< Previous by Date Date Index Next by Date >
  Thread Index Next in Thread >

[reSIProcate] TLS error handling glitch / TLS connections dropped



I've observed some problems with the TLS code.  Specifically, I've
noticed this when using SIP over WebSockets (wss://) but it appears
possible that it is a lower level problem impacting all TLS transports.

Basically, the client sends some data and then the server disconnects.
The server log contains something like this:

ssl/TlsConnection.cxx:418 | Got TLS read ret=-1 error=1
error:00000001:lib(0):func(0):reason(1)

This occurs after a call to SSL_read

error=1 corresponds to the generic SSL_ERROR_SSL

I notice the TlsConnection::read() method has only ever been making one
call to SSL_get_error() and so:

a) it may leave other errors in the error queue.  A subsequent call to
SSL_get_error that would have returned SSL_ERROR_WANT_READ (possibly for
some other connection) could actually return the unhandled error.
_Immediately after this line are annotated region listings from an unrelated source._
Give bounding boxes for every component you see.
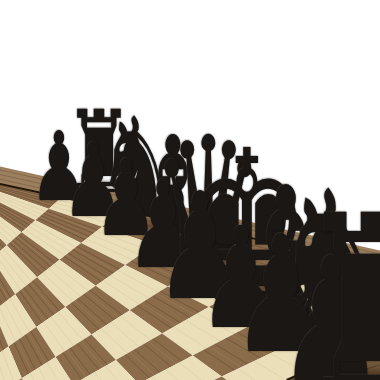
chess-pieces-layer: ♟♜♟♞♟♝♟♛♟♚♟♝♟♞♟♜ [0,0,380,380]
chess-piece-rook: ♜ [296,182,380,380]
chess-scene: ♟♜♟♞♟♝♟♛♟♚♟♝♟♞♟♜ [0,0,380,380]
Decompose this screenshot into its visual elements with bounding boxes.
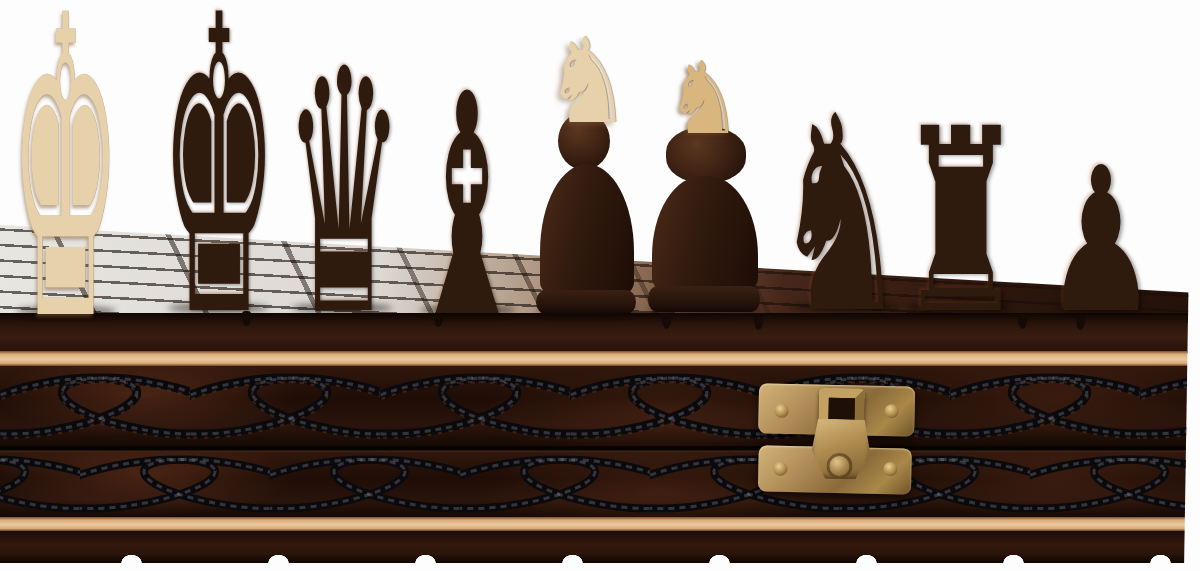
rope-braid-band-lower — [0, 452, 1200, 517]
dark-bishop-piece[interactable]: ♝ — [400, 54, 535, 360]
brass-clasp[interactable] — [755, 381, 919, 498]
dark-pawn-piece[interactable]: ♟ — [1038, 141, 1164, 341]
rope-braid-pattern-lower — [0, 452, 1200, 517]
knight-tan-head-glyph: ♞ — [662, 49, 747, 149]
dark-king-piece[interactable]: ♚ — [153, 0, 284, 373]
knight-base-foot — [536, 290, 636, 314]
dark-queen-piece[interactable]: ♛ — [277, 26, 411, 362]
inlay-stripe-bottom — [0, 517, 1200, 531]
white-king-piece[interactable]: ♚ — [3, 0, 128, 378]
dark-rook-piece[interactable]: ♜ — [890, 95, 1032, 349]
knight-light-head-glyph: ♞ — [540, 22, 637, 140]
product-photo-scene: ♚ ♚ ♛ ♝ ♞ ♞ ♞ ♜ ♟ — [0, 0, 1200, 571]
scalloped-bottom-edge — [0, 549, 1200, 563]
knight-base-foot — [648, 286, 760, 312]
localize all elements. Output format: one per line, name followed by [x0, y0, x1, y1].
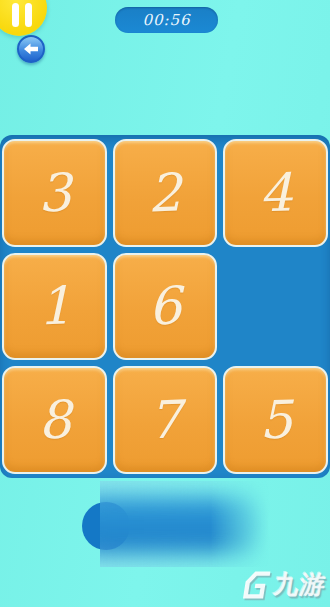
- tile-number: 7: [148, 394, 183, 447]
- pause-button[interactable]: [0, 0, 47, 36]
- timer-pill: 00:56: [115, 7, 218, 33]
- jiuyou-logo-icon: [240, 569, 273, 601]
- puzzle-grid: 32416875: [2, 139, 328, 474]
- tile-2[interactable]: 2: [113, 139, 218, 247]
- watermark: 九游: [240, 568, 328, 601]
- tile-number: 4: [258, 166, 293, 219]
- game-screen: 00:56 32416875 九游: [0, 0, 330, 607]
- tile-7[interactable]: 7: [113, 366, 218, 474]
- pause-icon: [12, 3, 19, 27]
- tile-number: 3: [37, 166, 72, 219]
- back-arrow-icon: [23, 43, 39, 55]
- empty-cell: [223, 253, 328, 361]
- tile-6[interactable]: 6: [113, 253, 218, 361]
- blurred-button-body: [100, 497, 270, 553]
- tile-number: 1: [37, 280, 72, 333]
- back-button[interactable]: [17, 35, 45, 63]
- tile-3[interactable]: 3: [2, 139, 107, 247]
- tile-number: 8: [37, 394, 72, 447]
- blurred-button[interactable]: [100, 481, 270, 567]
- watermark-text: 九游: [271, 568, 328, 601]
- timer-value: 00:56: [142, 11, 190, 29]
- tile-1[interactable]: 1: [2, 253, 107, 361]
- tile-number: 5: [258, 394, 293, 447]
- tile-5[interactable]: 5: [223, 366, 328, 474]
- tile-number: 2: [148, 166, 183, 219]
- tile-4[interactable]: 4: [223, 139, 328, 247]
- tile-8[interactable]: 8: [2, 366, 107, 474]
- pause-icon: [25, 3, 32, 27]
- puzzle-board: 32416875: [0, 135, 330, 478]
- tile-number: 6: [148, 280, 183, 333]
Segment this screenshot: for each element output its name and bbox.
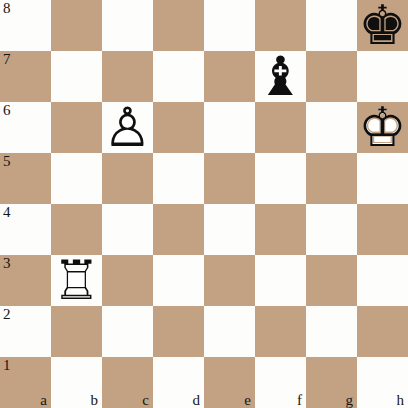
rank-label-1: 1	[3, 357, 11, 374]
square-e3[interactable]	[204, 255, 255, 306]
square-f2[interactable]	[255, 306, 306, 357]
square-b7[interactable]	[51, 51, 102, 102]
square-b1[interactable]: b	[51, 357, 102, 408]
square-e5[interactable]	[204, 153, 255, 204]
square-c6[interactable]: ♟♙	[102, 102, 153, 153]
square-a6[interactable]: 6	[0, 102, 51, 153]
square-h2[interactable]	[357, 306, 408, 357]
square-g7[interactable]	[306, 51, 357, 102]
square-e8[interactable]	[204, 0, 255, 51]
square-d1[interactable]: d	[153, 357, 204, 408]
piece-outline-layer: ♖	[51, 255, 102, 306]
square-g2[interactable]	[306, 306, 357, 357]
square-h5[interactable]	[357, 153, 408, 204]
rank-label-8: 8	[3, 0, 11, 17]
file-label-h: h	[397, 392, 405, 408]
white-pawn-c6[interactable]: ♟♙	[102, 102, 153, 153]
rank-label-2: 2	[3, 306, 11, 323]
square-a7[interactable]: 7	[0, 51, 51, 102]
square-b6[interactable]	[51, 102, 102, 153]
square-a5[interactable]: 5	[0, 153, 51, 204]
square-b5[interactable]	[51, 153, 102, 204]
square-f4[interactable]	[255, 204, 306, 255]
square-b8[interactable]	[51, 0, 102, 51]
square-g3[interactable]	[306, 255, 357, 306]
white-rook-b3[interactable]: ♜♖	[51, 255, 102, 306]
piece-outline-layer: ♔	[357, 102, 408, 153]
square-f5[interactable]	[255, 153, 306, 204]
square-a2[interactable]: 2	[0, 306, 51, 357]
square-d6[interactable]	[153, 102, 204, 153]
square-e1[interactable]: e	[204, 357, 255, 408]
square-h6[interactable]: ♚♔	[357, 102, 408, 153]
square-f7[interactable]: ♝	[255, 51, 306, 102]
square-g8[interactable]	[306, 0, 357, 51]
square-g4[interactable]	[306, 204, 357, 255]
square-h7[interactable]	[357, 51, 408, 102]
file-label-f: f	[297, 392, 302, 408]
square-f3[interactable]	[255, 255, 306, 306]
square-e6[interactable]	[204, 102, 255, 153]
chess-board: 8♚7♝6♟♙♚♔543♜♖21abcdefgh	[0, 0, 408, 408]
rank-label-6: 6	[3, 102, 11, 119]
square-e7[interactable]	[204, 51, 255, 102]
file-label-g: g	[346, 392, 354, 408]
square-d5[interactable]	[153, 153, 204, 204]
rank-label-3: 3	[3, 255, 11, 272]
square-c2[interactable]	[102, 306, 153, 357]
file-label-a: a	[40, 392, 47, 408]
square-d3[interactable]	[153, 255, 204, 306]
piece-outline-layer: ♙	[102, 102, 153, 153]
square-h4[interactable]	[357, 204, 408, 255]
square-a4[interactable]: 4	[0, 204, 51, 255]
square-d2[interactable]	[153, 306, 204, 357]
black-bishop-f7[interactable]: ♝	[255, 51, 306, 102]
black-king-h8[interactable]: ♚	[357, 0, 408, 51]
square-b2[interactable]	[51, 306, 102, 357]
square-f6[interactable]	[255, 102, 306, 153]
square-f1[interactable]: f	[255, 357, 306, 408]
file-label-c: c	[142, 392, 149, 408]
square-g1[interactable]: g	[306, 357, 357, 408]
file-label-e: e	[244, 392, 251, 408]
square-a8[interactable]: 8	[0, 0, 51, 51]
file-label-b: b	[91, 392, 99, 408]
square-c4[interactable]	[102, 204, 153, 255]
square-c8[interactable]	[102, 0, 153, 51]
square-f8[interactable]	[255, 0, 306, 51]
square-c7[interactable]	[102, 51, 153, 102]
square-c5[interactable]	[102, 153, 153, 204]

b) because it is not checking the error queue, it is not logging what is
really wrong at the moment the error really happened

Issue (a) is somewhat mitigated by the fact that various methods invoke
checkState() which invokes ERR_clear_error() before the actual OpenSSL
operation.

However, I'm still left with the fact the WebSocket connection sometimes
vanishes without giving clues what is wrong.  Wireshark shows that a TLS
"Encrypted Alert" packet was sent from server to client but it is unable
to show the exact error details.  Chrome just returns error code 1006
and doesn't log anything about the error.

I've committed a fix making the error handling better in
TlsConnection::read(), to go through all the error queue entries and log
the details just as it has been done for SSL_write.

Has anybody else noticed anything like this problem with TLS connections
dropping?

If anybody notices new errors appearing after I make this more verbose,
feel free to discuss them on the list.